Y ves el mar. Un bosque. O sencillamente el horizonte. Lo mejor de viajar en furgo es elegir las vistas de tu despertar.

Cuando en 2012 hicimos nuestro primer viaje juntos a Portugal, en la Traffic de mi hermano, Nacho, comenzamos a coleccionar amaneceres mágicos.

Aquel viaje lo compartí en El Hedonista. Y con frecuencia lo recordamos para revivirlo. Por ejemplo, cómo fue amanecer en Cabo da Roca (Parque Natural de Sintra-Cascais). Es un lugar altamente recomendable aunque resulta un tanto aislado o dé canguelo… ¡No pasa nada!

El cielo mágico que nos meció durante aquella noche en Almograve, a un paso del mar, junto a un restaurante abandonado. Y a la mañana siguiente, poder disfrutar del placer de bajar a la orilla de la playa y practicar yoga.

Viene a nuestra memoria, cómo no, el encuentro con Mabel y Martín. Coincidimos en Melides, al despertar. Llovía, y tanto ellos como nosotros decidimos continuar el viaje sin tener muy claro hacia dónde. Dos días después, nos encontramos de nuevo. Fue en la playa de Furnas, cerca de la localidad de Vila Nova de Milfontes.

A partir de ese momento, compartimos la cena, el pollo escabechado de mi madre (que tanto gustó a los mosquitos tamaño helicóptero), el vino, las risas… ¡Y alguna que otra hora volando cometas!

Resulta imposible olvidar cuando, ante un cruce, elegimos ir a la izquierda y nos dimos de bruces con el paraíso: Monte Clérigo. Estuvimos dos días, seguimos hacia el turístico Algarve y, sin dudarlo, regresamos, de nuevo, a la tranquilidad de ese pequeño y encantador pueblo.

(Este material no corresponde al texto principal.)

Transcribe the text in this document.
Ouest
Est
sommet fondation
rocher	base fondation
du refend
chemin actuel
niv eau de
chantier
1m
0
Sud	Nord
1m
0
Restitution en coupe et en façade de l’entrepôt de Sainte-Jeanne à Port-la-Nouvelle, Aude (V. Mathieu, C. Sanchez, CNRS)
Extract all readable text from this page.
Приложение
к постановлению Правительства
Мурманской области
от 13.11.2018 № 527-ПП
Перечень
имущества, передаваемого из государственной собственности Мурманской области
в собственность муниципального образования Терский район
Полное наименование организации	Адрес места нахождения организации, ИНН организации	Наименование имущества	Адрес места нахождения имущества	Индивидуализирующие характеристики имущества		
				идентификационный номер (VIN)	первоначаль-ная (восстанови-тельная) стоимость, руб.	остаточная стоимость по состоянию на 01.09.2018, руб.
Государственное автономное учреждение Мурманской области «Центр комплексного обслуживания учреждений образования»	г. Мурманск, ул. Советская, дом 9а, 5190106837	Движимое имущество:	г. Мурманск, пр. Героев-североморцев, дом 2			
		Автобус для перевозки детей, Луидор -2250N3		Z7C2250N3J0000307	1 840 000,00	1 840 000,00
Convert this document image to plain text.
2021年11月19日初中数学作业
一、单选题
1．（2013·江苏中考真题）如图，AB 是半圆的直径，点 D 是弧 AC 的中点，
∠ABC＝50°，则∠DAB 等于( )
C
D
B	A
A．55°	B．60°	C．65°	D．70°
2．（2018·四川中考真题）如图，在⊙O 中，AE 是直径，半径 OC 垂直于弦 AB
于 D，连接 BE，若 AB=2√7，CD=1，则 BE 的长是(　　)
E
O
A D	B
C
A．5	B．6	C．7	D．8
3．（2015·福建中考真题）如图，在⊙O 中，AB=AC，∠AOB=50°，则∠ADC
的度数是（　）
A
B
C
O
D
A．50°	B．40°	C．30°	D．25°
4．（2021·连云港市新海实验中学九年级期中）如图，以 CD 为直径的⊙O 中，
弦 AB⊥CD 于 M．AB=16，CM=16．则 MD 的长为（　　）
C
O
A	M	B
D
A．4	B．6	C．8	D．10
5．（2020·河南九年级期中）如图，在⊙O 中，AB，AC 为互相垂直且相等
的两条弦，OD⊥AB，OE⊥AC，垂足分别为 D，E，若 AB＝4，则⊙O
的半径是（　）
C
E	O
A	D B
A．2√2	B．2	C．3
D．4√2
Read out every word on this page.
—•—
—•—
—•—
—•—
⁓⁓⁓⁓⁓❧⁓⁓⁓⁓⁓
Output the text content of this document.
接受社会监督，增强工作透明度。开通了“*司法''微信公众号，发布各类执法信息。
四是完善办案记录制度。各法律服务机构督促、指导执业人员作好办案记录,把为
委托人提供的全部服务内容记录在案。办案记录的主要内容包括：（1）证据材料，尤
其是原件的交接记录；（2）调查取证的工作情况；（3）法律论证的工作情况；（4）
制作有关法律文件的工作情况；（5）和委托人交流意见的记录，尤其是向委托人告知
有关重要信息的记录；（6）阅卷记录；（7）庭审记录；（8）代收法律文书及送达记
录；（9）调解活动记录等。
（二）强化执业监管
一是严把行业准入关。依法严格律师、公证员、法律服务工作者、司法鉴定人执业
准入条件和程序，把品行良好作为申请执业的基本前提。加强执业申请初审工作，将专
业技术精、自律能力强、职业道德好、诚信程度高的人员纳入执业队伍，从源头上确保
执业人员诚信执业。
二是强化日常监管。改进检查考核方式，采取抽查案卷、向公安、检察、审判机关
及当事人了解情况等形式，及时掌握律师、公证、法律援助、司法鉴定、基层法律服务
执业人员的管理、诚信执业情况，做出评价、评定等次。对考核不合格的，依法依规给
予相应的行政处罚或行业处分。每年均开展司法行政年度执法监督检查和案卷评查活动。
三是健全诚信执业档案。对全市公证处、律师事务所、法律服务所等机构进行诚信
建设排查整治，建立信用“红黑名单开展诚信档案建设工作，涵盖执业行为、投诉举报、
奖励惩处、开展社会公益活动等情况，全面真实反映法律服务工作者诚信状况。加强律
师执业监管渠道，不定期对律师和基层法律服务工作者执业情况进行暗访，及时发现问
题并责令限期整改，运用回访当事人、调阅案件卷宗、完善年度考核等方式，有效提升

Sin demasiado esfuerzo, podemos casi saborear aquellos desayunos pantagruélicos, las bolinhas en la playa y aquellos platos de arroz con pulpo acompañados de vino verde. ¡Menos mal que la furgoneta estaba aparcada en la puerta y que de allí no nos movíamos!

Fue nuestro primer viaje juntos. Entonces ya supimos que meteríamos monedas y billetes en una hucha, en forma de cerdo, y de barro, con un claro objetivo: comprar una furgo.

Recordamos la Renault de Nacho con nostalgia. Él, que es un manitas, camperizó el vehículo que utilizaba en el día a día para llevar material a las obras. Poner y quitar la casa requería un rato largo, pero resultaba confortable.

Ahora nos piden que enseñemos nuestra T6 porque es nueva y llamativa, pero aquella tuvimos que mostrarla en más de una ocasión porque la obra de artesanía que ocultaba era única. ¡Y llamaba la atención!

En esta nueva etapa, nuestro primer despertar sucedió en Biarritz. La foto que ilustra esta entrada es lo que apareció ante nuestros ojos al subir la persiana. Eso es lo que cada vez que salimos hacemos con emoción y curiosidad. Justo antes de levantarla, formulamos una pregunta:

¿Cómo será el día, hoy, en este lugar del mundo?